Investors pummeled MannKind’s stock for much of this year, but the stock soared 33% in the first three days of trading after Deepak’s report. The stock closed Tuesday at $5.21, down 50% in the last year.

Mann, the founder and executive chairman of MannKind, said it’s far too early for concern.

“It’s going to take a couple of quarters before you really see the numbers, but the results are so good that I can’t imagine it being a long-term problem,” he said.

Comparisons to the failed Pfizer drug are off-base, he said. Afrezza acts faster than Exubera did and it is much easier to use. The Pfizer drug was inhaled through a device about the size of a can of tennis balls, which made it awkward, Mann said.
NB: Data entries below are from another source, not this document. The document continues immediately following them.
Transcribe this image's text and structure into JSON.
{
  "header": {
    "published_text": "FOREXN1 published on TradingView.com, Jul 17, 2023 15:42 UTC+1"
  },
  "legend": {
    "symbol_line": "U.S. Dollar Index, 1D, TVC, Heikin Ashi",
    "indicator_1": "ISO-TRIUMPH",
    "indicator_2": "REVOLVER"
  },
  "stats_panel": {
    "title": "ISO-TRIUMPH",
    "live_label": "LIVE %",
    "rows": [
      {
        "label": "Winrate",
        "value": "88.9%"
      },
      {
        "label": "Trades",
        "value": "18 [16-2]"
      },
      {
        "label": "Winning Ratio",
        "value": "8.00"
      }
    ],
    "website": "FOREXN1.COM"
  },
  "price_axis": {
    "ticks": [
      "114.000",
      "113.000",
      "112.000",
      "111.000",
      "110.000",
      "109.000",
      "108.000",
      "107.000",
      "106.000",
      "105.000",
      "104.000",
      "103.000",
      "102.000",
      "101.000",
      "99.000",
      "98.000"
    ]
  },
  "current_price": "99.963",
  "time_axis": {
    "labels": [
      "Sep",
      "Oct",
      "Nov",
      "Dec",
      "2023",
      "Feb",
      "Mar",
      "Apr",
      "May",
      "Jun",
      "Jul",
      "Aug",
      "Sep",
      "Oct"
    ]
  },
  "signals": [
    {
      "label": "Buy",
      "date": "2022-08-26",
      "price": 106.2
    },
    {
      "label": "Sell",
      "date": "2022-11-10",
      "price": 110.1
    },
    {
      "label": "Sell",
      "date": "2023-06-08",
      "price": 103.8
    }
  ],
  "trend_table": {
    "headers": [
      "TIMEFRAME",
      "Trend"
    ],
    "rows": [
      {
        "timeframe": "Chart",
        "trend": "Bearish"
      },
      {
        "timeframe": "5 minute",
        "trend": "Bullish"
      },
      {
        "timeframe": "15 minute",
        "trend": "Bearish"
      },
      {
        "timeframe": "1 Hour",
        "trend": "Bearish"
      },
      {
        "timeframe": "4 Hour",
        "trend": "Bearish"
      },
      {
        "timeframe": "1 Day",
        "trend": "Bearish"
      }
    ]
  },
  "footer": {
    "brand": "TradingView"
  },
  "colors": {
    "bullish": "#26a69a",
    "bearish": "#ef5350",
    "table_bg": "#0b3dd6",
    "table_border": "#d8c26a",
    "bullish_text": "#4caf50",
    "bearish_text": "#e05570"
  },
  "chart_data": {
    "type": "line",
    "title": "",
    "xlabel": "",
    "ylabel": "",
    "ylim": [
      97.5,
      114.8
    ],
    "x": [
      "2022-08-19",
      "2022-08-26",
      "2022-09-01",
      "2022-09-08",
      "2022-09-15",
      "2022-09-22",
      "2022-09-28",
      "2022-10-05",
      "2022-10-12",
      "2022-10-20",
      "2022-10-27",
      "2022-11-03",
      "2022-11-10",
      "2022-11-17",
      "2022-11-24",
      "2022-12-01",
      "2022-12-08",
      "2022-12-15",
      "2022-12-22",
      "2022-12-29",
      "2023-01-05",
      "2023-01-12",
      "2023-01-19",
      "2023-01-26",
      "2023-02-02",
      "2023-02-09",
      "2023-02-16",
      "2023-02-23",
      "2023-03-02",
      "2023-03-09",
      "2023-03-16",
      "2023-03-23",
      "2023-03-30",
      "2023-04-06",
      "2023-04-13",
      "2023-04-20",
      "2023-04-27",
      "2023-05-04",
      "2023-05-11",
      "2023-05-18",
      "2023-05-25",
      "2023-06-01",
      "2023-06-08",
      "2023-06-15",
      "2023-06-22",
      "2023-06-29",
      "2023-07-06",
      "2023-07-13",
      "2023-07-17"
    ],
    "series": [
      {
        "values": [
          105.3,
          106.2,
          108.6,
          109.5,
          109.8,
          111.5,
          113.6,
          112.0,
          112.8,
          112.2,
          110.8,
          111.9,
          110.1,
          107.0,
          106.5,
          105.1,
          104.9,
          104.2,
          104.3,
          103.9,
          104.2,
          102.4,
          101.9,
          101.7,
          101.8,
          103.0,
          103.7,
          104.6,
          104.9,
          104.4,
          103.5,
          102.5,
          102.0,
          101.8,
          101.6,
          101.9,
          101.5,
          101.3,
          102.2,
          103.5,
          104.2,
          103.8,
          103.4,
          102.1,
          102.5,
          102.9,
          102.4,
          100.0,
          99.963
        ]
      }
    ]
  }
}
The task of building market share for Afrezza falls to Schwarz, the Sanofi marketing leader for Afrezza.

He said Sanofi is taking a two-pronged approach: first educating physicians about the drug, then launching an advertising campaign — planned for later this year. Schwarz would not disclose the size of the sales team that’s marketing Afrezza, but he said sales reps are in all 50 states. Sanofi has about 17,000 employees in the United States.

Advertisement

“We do cover the entire nation,” he said. “There are no white spots. This is too important.”